Il convient aussi de mentionner un arrêt récent de la Cour de justice de l’Union européenne (Petroma Transport SA, C-271/12, 8 mai 2013).  Cette affaire concernait des factures émises au sein d’un même groupe d’entreprises pour régir l’utilisation du personnel dans le cadre des services intragroupes dont les services étaient rémunérés sur la base des heures prestées par le personnel.  Lors d’un contrôle fiscal, la déduction de la TVA facturée et payée au trésor fut remise en cause par l’administration belge parce que la plupart des factures furent jugées comme incomplètes et qu’il ne pouvait donc être établi qu’elles correspondaient à des prestations réelles dans la mesure où elles indiquaient un montant global, sans indication du prix unitaire et du nombre d’heures prestées par le personnel des sociétés prestataires et ce alors même que suite à cette décision de refus, l’assujetti a pu apporter les informations demandées. Néanmoins, ces preuves furent considérées par l’administration  comme insuffisantes parce que constituées par des contrats communiqués tardivement, des factures complétées de manière manuscrite et tardive par des mentions relatives au nombre d’heures prestées par les membres du personnel, le taux horaire appliqué, la nature des services rendus. Ce refus de la déduction fut maintenu, pour la plupart des factures, par le tribunal civil de Mons. Suite à une question préjudicielle posée par la Cour d’appel de Mons,  la Cour de justice de l’Union européenne a donc confirmé que le refus de la déduction à défaut de factures valides était justifié, et ce même si les informations nécessaires étaient fournies après la décision de refus. Par ailleurs, la Cour de justice a aussi confirmé que l’administration nationale n’était pas tenue de restituer la TVA portée en compte par le prestataire et versée au trésor alors même que la déduction de la TVA est refusée au client.

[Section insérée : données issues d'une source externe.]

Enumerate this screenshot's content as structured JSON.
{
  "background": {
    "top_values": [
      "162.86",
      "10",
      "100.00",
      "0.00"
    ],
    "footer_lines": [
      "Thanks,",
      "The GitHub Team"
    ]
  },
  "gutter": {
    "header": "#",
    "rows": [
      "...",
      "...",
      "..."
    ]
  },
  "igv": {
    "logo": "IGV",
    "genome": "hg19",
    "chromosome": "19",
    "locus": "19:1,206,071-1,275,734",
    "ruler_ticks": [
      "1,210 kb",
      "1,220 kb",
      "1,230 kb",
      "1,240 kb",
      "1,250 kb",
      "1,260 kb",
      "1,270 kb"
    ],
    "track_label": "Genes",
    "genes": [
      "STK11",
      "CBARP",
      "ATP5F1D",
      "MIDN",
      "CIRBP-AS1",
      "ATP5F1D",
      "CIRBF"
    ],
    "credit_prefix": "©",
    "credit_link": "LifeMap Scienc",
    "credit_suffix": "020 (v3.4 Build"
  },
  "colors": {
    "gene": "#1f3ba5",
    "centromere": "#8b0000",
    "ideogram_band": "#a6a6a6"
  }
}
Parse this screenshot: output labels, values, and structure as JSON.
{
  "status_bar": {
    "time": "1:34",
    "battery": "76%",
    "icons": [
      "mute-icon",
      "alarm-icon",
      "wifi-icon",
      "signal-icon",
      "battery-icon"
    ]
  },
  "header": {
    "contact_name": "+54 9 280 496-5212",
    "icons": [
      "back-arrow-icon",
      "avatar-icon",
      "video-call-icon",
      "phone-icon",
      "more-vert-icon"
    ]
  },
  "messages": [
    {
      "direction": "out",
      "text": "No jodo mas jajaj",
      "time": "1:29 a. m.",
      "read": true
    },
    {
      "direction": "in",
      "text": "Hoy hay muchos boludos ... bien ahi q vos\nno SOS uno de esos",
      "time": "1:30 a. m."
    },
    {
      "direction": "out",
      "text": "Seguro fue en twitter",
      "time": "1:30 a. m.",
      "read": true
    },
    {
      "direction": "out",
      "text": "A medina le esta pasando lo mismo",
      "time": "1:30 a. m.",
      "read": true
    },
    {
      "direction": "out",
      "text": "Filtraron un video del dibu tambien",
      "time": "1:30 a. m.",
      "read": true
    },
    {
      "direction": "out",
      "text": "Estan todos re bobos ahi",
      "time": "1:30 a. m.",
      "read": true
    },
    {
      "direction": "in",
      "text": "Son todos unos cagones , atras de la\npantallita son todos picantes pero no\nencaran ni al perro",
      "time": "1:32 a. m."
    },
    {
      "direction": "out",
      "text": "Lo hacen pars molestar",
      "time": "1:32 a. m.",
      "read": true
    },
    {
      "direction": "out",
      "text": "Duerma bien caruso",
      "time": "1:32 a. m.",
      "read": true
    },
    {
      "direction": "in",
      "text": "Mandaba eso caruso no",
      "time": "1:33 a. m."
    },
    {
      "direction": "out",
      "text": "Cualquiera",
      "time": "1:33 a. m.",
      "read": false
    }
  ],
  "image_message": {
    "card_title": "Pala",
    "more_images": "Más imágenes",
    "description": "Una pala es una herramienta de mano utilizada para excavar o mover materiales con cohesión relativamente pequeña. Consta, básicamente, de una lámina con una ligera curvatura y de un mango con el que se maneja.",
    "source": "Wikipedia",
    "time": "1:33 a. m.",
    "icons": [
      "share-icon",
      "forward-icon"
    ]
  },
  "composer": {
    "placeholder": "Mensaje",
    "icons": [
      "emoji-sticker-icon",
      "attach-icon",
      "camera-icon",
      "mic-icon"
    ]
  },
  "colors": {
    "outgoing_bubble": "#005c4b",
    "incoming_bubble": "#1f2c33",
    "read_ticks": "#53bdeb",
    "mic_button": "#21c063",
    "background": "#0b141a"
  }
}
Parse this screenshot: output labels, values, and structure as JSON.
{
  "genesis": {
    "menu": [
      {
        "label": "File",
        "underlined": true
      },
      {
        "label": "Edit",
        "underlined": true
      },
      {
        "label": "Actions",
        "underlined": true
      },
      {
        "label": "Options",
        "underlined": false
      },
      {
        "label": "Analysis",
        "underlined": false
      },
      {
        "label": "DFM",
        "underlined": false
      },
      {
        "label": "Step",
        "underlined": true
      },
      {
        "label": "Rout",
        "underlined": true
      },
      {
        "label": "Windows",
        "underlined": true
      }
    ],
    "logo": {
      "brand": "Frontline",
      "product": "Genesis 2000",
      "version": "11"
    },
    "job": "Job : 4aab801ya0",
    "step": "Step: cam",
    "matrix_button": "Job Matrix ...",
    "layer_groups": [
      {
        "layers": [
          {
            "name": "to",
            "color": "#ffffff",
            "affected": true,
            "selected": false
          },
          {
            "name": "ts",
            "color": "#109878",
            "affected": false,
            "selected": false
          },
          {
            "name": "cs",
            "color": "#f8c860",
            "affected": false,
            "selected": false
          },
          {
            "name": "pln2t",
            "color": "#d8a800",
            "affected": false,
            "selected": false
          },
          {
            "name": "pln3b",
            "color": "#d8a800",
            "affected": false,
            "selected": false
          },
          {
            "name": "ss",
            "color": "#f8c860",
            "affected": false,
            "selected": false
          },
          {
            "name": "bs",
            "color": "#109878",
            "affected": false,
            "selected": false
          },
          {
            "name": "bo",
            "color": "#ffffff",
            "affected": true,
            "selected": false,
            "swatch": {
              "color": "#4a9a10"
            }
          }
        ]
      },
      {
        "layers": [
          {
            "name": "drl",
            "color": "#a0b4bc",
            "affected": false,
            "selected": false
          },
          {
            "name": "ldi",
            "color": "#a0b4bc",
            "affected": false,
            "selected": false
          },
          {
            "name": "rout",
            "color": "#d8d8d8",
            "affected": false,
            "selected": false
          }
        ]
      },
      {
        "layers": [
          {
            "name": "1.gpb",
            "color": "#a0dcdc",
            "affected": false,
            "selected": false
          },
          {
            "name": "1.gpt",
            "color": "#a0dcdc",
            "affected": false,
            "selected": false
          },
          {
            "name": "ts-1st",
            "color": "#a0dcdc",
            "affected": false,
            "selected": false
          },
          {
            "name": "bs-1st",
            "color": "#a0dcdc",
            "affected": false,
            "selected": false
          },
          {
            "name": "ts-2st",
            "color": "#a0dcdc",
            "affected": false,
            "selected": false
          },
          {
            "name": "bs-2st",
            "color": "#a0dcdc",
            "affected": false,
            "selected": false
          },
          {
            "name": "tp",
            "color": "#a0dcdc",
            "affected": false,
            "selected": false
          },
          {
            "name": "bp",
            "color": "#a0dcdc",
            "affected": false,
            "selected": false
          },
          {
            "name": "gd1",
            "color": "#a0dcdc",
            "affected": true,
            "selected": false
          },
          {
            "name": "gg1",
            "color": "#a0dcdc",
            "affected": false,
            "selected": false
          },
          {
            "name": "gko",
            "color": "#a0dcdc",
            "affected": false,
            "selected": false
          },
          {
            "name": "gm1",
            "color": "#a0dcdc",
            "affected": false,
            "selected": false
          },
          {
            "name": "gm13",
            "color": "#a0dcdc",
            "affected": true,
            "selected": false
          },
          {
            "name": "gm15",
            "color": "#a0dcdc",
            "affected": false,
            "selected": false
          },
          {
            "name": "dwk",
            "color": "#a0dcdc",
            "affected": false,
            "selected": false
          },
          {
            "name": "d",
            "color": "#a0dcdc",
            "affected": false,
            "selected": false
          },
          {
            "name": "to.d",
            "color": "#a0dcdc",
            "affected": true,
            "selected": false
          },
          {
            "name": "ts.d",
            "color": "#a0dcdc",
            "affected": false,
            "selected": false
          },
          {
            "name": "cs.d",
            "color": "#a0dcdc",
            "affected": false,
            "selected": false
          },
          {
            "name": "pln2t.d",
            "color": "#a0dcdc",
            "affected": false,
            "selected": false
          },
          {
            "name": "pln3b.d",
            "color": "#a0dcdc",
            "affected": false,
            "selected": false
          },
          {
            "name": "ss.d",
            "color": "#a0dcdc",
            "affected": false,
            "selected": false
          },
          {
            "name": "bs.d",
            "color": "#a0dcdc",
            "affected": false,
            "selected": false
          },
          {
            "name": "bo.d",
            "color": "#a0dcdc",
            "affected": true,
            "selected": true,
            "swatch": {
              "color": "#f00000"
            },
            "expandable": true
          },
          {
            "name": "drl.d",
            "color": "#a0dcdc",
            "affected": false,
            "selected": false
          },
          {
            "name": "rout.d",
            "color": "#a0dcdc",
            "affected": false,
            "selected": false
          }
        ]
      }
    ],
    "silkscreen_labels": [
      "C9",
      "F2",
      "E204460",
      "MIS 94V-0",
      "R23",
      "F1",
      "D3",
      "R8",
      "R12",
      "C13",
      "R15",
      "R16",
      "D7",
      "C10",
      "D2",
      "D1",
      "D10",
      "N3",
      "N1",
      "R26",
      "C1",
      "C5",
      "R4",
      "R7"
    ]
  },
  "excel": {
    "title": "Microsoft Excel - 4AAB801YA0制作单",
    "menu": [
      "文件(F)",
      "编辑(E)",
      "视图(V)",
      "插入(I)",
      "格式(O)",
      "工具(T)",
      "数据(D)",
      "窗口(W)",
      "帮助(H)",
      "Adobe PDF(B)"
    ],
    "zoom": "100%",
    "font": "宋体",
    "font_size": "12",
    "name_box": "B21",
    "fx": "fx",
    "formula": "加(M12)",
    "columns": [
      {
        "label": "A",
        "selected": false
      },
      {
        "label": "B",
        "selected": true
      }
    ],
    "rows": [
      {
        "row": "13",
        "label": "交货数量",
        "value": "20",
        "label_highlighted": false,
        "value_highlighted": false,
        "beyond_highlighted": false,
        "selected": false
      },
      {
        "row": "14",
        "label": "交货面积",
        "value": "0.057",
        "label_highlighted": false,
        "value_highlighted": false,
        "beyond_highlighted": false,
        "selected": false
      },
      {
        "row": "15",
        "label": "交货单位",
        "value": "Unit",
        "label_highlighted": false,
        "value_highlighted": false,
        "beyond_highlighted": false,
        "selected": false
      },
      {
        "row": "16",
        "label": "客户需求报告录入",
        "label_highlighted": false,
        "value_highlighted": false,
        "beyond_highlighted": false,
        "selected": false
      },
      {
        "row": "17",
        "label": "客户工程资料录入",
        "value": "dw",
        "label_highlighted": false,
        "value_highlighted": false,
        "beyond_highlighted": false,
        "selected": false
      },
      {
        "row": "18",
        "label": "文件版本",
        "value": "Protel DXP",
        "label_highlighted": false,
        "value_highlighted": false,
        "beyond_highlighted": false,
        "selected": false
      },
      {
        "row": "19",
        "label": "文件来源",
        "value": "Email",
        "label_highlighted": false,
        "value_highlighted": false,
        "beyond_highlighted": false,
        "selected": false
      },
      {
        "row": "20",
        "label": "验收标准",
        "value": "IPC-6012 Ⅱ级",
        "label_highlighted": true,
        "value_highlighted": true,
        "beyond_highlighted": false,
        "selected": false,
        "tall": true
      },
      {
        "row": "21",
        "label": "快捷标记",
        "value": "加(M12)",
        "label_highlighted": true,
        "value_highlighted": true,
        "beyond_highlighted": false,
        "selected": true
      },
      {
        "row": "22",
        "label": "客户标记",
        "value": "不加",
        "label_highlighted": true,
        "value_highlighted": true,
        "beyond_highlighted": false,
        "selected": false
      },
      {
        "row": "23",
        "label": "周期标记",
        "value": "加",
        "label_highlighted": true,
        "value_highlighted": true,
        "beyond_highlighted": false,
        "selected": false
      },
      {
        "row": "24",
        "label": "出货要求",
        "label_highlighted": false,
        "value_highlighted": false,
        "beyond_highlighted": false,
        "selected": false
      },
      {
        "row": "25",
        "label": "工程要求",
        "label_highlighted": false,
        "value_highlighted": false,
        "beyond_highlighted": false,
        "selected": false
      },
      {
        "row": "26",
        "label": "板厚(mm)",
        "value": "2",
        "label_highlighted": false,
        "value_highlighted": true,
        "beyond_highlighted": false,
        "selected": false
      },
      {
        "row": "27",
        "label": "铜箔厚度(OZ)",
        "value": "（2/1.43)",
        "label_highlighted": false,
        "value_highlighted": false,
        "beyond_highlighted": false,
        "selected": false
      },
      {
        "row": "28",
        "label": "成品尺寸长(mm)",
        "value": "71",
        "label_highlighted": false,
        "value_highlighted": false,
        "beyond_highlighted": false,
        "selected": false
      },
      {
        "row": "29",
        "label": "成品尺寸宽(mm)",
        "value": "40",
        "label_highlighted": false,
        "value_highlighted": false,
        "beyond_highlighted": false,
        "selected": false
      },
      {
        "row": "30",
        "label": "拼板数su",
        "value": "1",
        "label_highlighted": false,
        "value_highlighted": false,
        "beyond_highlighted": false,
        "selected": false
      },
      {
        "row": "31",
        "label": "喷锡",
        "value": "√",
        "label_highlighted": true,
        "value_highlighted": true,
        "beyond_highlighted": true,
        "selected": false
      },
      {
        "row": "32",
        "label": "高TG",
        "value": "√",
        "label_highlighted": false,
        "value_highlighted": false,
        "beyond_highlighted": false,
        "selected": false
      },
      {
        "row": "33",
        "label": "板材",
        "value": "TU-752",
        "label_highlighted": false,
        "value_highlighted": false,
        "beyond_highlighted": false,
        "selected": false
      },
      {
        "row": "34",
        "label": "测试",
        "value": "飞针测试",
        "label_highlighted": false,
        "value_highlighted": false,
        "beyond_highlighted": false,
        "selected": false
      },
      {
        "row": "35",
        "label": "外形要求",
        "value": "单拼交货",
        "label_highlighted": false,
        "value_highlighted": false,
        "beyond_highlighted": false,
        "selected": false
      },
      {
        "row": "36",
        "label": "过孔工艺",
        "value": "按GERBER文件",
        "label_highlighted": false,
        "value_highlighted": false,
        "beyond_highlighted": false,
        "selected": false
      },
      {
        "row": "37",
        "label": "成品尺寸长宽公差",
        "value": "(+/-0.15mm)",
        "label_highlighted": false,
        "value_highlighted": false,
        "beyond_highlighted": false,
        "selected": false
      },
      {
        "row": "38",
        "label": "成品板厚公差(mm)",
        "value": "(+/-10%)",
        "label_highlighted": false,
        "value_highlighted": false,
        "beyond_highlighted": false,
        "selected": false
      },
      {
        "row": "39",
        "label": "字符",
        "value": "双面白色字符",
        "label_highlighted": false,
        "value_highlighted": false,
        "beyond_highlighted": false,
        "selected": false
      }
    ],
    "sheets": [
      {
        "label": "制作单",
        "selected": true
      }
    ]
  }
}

Le risque que les factures ne respectent pas les mentions requises peut, selon les situations, être plus ou moins sensible.   Ainsi, le risque est vraisemblablement plus élevé lorsque la facture est émise par une entreprise établie en dehors de l’Union européenne.  En effet, ces factures émises par ces entreprises doivent respecter les règles de la directive européenne.  Or, il est vraisemblable que ces règles sont peut être moins bien connues ou appliquées par ces entreprises que par leurs consœurs établies au sein de l’union européenne. De même, comme l’illustre l’arrêt Petroma, la vigilance sera peut être moindre dans le cas de facturation intra-groupe. Il existe aussi des cas où l’entreprise ne gère plus directement l’émission des factures mais délègue cette tâche soit à un « Shared Service Center » ou à un prestataire spécialisés (« Business Process Outsourcing (BPO) »).  De même, dans de nombreuses entreprises, le processus d’acceptation des factures reçues et d’émission des factures implique souvent l’intervention de différents services de l’entreprise qui ne sont pas toujours sensibilisés aux risques fiscaux.  En outre, la complexité de la tâche sera directement proportionnelle à la complexité des transactions et à leur internationalisation.  

Il est donc important que les entreprises soient particulièrement vigilantes quant à la conformité des factures reçues afin de pouvoir exercer de manière effective leur droit à déduction et, pour d’évidentes raisons commerciales, des factures émises afin d’éviter de mettre leurs clients dans une situation où ils se verraient refuser le droit à déduction de la TVA, et ce même s’ils ont accepté les factures sans en vérifier la validité. Il est donc nécessaire que les entreprises veillent à établir les processus et contrôles de nature à assurer que les factures reçues et émises soient parfaitement conformes aux dispositions légales.  Cela est d’autant plus vrai au Luxembourg qui, jusqu’à récemment, ne connaissait pas cette règle et dont les entreprises, même modestes, sont souvent impliquées dans des opérations internationales et donc peuvent se voir, ou voir leurs clients, confrontés avec des administrations fiscales particulièrement sourcilleuses quant aux conditions de forme.